Do you expect 2008 to be a challenging year for the Indian tech industry, with uncertainties in the US economic environment and rupee playing havoc
I am pretty positive. The overall global environment is very positive and the India story is quite established. Our order book is looking good. As for the rupee, we look at it from a business point of view and adopt instruments available with us to hedge for the rupee. We have hedged $1.2 billion and that will take us quite long.

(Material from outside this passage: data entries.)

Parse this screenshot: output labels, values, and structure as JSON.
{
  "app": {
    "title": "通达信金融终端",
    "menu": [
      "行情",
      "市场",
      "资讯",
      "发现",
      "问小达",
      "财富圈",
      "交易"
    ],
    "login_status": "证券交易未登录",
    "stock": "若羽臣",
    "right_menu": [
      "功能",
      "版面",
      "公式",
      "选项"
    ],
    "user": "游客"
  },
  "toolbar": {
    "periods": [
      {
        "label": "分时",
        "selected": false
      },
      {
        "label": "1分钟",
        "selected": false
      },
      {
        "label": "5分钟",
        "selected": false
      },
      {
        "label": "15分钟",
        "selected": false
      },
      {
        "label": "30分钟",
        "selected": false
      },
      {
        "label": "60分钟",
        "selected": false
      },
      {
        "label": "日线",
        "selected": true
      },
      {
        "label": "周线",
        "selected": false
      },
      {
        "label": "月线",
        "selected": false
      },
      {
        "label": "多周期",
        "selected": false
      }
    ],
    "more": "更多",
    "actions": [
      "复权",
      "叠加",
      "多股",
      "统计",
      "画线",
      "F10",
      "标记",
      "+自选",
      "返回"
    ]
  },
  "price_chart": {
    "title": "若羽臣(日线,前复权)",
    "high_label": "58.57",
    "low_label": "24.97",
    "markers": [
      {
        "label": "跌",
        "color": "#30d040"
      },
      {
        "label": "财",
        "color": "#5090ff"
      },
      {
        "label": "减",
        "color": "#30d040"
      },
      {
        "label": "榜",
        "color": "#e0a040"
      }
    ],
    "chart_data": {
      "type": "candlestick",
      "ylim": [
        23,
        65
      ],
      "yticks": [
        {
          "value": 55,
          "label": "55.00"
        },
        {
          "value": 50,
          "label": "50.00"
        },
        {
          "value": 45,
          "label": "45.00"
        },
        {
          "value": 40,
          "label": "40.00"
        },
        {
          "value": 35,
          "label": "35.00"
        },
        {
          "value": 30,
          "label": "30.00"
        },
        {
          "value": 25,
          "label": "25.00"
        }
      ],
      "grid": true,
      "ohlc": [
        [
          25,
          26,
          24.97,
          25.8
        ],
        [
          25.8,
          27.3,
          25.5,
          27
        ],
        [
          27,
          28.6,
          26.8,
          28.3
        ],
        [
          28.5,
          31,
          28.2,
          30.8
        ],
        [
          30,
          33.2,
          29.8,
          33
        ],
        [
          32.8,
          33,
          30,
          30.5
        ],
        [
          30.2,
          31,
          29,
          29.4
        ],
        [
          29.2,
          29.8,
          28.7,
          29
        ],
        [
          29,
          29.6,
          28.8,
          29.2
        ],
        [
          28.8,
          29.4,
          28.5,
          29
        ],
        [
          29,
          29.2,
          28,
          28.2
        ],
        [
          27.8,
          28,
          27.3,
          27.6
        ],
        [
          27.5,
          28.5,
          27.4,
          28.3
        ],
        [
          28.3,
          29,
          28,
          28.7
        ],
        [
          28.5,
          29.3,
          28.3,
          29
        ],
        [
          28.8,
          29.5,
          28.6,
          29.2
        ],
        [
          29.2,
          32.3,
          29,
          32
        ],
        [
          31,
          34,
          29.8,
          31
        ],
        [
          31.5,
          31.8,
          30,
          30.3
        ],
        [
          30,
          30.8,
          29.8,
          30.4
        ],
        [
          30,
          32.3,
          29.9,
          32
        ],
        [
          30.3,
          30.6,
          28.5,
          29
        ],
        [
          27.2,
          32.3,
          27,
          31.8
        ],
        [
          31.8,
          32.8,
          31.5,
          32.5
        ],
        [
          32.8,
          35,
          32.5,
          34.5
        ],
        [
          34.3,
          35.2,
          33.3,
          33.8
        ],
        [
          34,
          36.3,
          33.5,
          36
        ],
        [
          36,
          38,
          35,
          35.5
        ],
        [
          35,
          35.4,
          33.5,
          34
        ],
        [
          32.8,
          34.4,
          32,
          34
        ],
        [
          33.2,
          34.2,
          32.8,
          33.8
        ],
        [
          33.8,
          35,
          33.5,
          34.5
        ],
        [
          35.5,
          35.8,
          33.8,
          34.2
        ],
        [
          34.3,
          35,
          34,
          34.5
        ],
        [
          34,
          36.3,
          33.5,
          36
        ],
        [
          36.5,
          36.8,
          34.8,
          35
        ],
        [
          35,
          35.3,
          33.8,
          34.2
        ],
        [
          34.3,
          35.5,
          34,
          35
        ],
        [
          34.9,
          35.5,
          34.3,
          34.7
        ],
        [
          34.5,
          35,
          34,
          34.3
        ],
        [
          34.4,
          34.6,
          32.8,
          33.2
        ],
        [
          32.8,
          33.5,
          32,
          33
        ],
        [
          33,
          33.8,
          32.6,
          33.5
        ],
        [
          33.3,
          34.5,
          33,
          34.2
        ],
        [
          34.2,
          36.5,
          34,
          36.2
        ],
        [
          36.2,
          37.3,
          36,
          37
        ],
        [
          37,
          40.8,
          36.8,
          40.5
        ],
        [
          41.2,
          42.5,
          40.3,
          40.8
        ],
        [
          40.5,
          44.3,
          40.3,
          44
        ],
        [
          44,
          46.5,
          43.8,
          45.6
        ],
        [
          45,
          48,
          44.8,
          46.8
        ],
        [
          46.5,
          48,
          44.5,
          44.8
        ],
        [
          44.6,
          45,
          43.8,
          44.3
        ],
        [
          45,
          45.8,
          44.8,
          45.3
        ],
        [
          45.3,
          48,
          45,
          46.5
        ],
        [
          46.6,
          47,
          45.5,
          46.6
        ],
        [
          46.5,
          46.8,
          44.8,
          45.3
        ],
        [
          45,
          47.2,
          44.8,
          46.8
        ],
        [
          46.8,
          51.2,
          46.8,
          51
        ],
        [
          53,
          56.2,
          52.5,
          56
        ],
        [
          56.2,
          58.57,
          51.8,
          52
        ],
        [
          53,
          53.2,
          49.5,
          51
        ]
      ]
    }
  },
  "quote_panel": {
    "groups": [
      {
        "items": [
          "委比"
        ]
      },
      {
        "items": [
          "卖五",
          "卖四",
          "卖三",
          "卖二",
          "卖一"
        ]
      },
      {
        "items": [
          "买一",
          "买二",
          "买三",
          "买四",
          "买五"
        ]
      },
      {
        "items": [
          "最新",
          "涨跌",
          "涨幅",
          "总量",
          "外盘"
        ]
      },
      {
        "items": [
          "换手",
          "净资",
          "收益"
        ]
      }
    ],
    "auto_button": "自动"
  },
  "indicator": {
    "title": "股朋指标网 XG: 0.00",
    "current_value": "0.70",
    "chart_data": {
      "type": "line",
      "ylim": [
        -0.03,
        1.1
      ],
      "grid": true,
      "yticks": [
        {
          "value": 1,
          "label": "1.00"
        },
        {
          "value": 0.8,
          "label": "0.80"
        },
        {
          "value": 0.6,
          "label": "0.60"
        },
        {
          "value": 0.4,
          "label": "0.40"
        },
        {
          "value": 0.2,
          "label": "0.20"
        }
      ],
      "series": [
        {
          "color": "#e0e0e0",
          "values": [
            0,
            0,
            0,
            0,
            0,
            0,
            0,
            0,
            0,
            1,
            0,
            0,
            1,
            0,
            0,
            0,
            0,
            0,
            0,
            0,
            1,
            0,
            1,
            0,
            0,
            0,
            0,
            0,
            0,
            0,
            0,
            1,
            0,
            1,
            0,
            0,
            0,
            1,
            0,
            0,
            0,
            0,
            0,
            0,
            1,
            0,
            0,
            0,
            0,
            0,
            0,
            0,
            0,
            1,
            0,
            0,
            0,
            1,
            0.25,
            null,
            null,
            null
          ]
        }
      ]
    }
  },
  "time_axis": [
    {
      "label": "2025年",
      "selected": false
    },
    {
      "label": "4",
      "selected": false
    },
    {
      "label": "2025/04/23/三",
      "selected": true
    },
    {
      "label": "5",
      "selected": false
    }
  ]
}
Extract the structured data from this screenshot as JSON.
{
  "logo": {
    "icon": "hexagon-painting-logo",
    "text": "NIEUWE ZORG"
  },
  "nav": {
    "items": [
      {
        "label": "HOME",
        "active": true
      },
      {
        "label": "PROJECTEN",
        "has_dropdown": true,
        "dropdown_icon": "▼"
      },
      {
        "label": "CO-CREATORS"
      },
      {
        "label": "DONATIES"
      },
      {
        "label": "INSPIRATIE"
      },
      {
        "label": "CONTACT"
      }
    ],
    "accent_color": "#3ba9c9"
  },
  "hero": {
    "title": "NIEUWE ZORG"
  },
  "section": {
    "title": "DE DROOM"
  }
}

You seem to have a better mix of services compared to your peers. Why doesnt it reflect in your margins
From number one position in 1999, we slipped to number five by 2005. Since then, we have been investing in moving ahead faster. Till 2010, you will see lower absolute margins than what we could have earned because we are investing back in business to create value. We find the current model, where you are paid on a per-hour basis, does not encourage efficiency. So, we will gradually move to output-based pricing, which currently accounts for only 5% of our offerings.
TCS has recently announced a $1.2 billion deal. Are you also chasing any billion dollar-plus deals Can Indian majors compete in that space
Our Dixon deal was the biggest tech deal in Indian industry till recently. It was $330 million over five years. We will see many more such deals. In the coming 18-24 months, ten-year billion dollar plus deals will become a norm. We are very clear about our Blue Ocean strategy and we are focussing on market spaces where others are not going and we can thus expect higher margins. We are chasing Fortune 200-1,000 companies and in this space, you can expect 5 to 7 year total IT outsourcing contracts, thus taking over the infrastructure, applications and BPO.